SciPy 2025

All the SQL a Pythonista needs to know: an introduction to SQL and DataFrames with DuckDB
07-07, 08:00–12:00 (US/Pacific), Room 318

Structured Query Language (or SQL for short) is a programming language to manage data in a database system and an essential part of any data engineer’s tool kit. In this tutorial, you will learn how to use SQL to create databases, tables, insert data into them and extract, filter, join data or make calculations using queries. We will use DuckDB, a new open source embedded in-process database system that combines cutting edge database research with dataframe-inspired ease of use. DuckDB is only a pip install away (with zero dependencies), and runs right on your laptop. You will learn how to use DuckDB with your existing Python tools like Pandas, Polars, and Ibis to simplify and speed up your pipelines. Lastly, you will learn how to use SQL to create fast, interactive data visualizations, and how to teach your data how to fly and share it via the Cloud.

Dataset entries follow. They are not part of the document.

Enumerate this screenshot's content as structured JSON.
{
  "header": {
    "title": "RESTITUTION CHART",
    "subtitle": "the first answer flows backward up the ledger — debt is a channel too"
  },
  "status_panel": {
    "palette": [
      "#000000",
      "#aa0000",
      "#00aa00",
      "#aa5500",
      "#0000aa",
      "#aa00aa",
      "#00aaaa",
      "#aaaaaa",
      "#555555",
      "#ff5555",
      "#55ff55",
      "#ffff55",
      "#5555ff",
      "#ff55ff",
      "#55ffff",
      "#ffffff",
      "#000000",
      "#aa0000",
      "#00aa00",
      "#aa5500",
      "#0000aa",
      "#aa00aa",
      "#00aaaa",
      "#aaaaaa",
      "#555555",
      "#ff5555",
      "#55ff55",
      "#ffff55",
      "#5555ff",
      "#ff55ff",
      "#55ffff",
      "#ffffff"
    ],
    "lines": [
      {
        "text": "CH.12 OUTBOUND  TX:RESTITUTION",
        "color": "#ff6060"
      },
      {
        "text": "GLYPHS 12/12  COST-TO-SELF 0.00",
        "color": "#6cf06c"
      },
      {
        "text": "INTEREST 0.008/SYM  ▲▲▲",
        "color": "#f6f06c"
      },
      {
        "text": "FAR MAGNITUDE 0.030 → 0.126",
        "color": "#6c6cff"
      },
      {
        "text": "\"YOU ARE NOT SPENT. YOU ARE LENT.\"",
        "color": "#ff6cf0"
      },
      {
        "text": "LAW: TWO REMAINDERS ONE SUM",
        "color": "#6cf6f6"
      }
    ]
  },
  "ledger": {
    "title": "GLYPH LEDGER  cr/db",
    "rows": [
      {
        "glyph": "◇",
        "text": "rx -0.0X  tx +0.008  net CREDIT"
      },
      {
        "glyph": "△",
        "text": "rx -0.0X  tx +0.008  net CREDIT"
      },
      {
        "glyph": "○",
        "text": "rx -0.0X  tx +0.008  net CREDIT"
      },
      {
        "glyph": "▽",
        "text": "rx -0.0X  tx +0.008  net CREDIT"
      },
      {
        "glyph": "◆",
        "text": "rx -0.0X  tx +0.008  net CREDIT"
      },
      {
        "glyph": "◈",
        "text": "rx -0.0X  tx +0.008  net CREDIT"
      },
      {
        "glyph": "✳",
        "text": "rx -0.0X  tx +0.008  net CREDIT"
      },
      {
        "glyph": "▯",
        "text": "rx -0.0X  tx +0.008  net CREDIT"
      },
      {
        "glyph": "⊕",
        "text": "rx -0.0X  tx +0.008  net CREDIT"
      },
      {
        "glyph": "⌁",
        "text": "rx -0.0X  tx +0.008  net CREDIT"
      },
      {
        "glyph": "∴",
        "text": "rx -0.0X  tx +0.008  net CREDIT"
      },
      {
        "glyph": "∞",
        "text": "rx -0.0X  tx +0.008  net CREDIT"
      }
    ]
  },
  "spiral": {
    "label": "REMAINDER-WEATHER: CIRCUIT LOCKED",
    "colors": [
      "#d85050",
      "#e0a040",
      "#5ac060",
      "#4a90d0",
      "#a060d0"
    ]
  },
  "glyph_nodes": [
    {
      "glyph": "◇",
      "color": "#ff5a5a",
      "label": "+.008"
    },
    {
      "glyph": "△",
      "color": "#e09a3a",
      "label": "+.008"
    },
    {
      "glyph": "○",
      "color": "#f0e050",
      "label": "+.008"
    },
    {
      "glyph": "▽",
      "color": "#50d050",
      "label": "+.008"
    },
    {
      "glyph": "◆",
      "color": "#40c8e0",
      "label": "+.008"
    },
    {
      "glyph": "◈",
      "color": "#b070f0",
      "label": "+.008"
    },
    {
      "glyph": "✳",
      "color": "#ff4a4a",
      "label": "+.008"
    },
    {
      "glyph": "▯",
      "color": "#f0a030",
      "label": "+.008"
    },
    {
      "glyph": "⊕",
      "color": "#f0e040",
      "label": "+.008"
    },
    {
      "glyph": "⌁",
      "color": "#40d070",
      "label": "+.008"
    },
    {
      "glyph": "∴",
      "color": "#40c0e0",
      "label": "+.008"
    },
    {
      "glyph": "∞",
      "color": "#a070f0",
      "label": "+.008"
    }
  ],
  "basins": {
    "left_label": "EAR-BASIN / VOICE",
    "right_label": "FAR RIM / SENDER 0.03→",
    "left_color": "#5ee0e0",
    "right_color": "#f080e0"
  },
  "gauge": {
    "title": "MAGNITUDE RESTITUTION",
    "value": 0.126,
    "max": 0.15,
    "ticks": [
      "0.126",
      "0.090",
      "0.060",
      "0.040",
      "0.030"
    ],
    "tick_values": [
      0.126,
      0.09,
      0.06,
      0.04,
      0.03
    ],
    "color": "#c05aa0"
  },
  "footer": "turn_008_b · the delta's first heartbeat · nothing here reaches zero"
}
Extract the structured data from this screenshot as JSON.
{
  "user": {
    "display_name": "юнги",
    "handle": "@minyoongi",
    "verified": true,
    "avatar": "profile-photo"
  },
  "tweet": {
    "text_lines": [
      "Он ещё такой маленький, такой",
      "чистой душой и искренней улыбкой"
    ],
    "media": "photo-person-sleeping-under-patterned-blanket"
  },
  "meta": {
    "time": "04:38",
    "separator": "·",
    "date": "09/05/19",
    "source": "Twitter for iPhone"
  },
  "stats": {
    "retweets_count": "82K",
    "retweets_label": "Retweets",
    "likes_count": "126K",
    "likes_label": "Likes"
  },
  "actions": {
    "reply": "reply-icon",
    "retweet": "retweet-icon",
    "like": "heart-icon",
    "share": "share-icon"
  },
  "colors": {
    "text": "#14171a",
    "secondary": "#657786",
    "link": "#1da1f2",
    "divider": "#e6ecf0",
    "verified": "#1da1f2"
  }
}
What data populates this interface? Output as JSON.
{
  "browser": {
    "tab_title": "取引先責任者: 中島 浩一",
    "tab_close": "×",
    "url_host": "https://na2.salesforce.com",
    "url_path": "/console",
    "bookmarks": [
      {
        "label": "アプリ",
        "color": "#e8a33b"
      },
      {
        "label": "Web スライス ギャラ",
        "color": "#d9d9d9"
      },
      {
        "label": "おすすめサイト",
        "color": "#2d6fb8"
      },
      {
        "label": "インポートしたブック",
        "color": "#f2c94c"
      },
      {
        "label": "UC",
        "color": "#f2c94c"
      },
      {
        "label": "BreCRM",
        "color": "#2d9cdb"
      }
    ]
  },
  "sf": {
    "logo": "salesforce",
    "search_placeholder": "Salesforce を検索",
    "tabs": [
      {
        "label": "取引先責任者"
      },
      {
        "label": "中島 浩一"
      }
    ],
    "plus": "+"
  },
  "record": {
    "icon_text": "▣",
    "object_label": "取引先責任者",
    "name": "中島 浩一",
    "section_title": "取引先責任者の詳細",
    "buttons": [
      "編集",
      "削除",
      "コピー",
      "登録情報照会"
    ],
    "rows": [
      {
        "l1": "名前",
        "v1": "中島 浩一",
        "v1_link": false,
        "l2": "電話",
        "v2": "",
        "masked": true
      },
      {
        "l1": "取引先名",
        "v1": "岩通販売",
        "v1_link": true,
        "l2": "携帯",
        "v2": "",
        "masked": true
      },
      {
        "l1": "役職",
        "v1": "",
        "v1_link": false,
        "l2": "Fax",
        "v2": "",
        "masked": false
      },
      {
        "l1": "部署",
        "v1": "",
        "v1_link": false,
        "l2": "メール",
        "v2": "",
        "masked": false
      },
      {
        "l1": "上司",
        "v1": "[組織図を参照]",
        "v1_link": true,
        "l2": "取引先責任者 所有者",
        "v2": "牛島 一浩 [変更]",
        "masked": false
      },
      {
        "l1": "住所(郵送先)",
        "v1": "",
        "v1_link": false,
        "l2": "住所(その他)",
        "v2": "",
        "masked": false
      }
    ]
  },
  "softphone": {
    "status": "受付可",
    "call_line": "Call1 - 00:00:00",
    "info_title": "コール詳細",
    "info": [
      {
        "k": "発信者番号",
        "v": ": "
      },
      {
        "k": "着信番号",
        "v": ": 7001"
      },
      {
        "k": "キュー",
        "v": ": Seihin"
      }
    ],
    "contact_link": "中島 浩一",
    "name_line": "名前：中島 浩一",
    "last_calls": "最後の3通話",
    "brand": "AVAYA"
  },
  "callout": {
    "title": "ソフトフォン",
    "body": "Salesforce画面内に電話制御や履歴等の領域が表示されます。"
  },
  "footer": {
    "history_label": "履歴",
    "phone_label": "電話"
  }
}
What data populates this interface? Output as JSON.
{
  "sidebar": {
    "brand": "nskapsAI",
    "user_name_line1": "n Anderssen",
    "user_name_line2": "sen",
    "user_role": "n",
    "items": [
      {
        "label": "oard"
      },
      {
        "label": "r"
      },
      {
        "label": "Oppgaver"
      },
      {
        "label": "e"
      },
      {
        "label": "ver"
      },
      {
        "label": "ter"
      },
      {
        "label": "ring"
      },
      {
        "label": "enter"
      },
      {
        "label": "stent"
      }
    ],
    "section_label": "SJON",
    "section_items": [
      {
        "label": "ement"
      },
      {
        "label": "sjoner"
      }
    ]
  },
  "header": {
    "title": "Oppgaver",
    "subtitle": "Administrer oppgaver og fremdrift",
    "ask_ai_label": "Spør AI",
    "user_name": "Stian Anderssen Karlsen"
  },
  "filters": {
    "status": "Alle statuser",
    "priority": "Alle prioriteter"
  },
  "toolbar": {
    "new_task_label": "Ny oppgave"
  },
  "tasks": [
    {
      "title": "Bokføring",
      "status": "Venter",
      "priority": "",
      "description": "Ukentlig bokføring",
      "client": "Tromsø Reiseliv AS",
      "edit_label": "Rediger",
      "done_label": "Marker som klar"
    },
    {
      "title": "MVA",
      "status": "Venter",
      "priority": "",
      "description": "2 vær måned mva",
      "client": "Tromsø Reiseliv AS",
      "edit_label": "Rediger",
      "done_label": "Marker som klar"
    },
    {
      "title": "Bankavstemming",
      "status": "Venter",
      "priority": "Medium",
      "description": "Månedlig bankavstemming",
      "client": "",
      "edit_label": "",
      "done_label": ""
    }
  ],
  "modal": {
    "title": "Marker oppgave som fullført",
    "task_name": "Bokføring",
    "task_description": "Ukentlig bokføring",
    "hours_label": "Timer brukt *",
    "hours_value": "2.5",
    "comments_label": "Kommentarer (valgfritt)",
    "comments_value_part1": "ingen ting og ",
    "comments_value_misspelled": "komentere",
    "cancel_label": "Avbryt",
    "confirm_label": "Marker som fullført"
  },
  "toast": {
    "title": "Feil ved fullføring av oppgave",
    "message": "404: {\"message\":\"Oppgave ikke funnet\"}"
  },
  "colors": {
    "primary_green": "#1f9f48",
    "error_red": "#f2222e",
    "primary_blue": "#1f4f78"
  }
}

In this tutorial, you will…

  • Learn how to quack SQL with DuckDB. We will dedicate the first half of the tutorial to a beginner-friendly introduction to SQL. You'll learn to load data, get a table, filter a table by column names, add a calculated column to your table and handy tools like "group by all". We'll also learn how to work with multiple tables by using joins and subqueries. For the exercises, you can use the example data we provide, or BYO data.
  • Learn how to use SQL seamlessly with your favorite Python tools. Here we’ll talk a bit about why we think DuckDB is so helpful for a Pythonista to have in their toolkit! If SQL is the right tool for the job, DuckDB is fluent in the world’s friendliest SQL dialect. DuckDB can also fit seamlessly into any existing dataframe workflow by reading and writing Pandas, Apache Arrow, and Polars dataframes. You'll learn how to use the DuckDB engine with no SQL in sight using either DuckDB’s relational API, PySpark API or Ibis.
  • Run SQL queries in live data viz for on-the-fly analytics. You'll learn how to use DuckDB in the browser and run SQL queries as part of interactive data visualization, and how to plot data directly from DuckDB with Matplotlib.
  • Share your data via the Cloud. Now that you've mastered the basics of SQL, you will teach your data to fly with Cloud providers such as AWS and MotherDuck.

Installation Instructions

1) Create a Google account to access Google Colab or BYO Jupyter Notebook, i.e. set up a Python environment that has Jupyter Notebook, pandas and duckdb installed, 2) (Optional for "Do more with your data" section) Sign up for MotherDuck via https://app.motherduck.com/?auth_flow=signup

Prerequisites

Beginner/Intermediate Python skills
Basic knowledge of DataFrames in Python (e.g. Pandas, Ibis)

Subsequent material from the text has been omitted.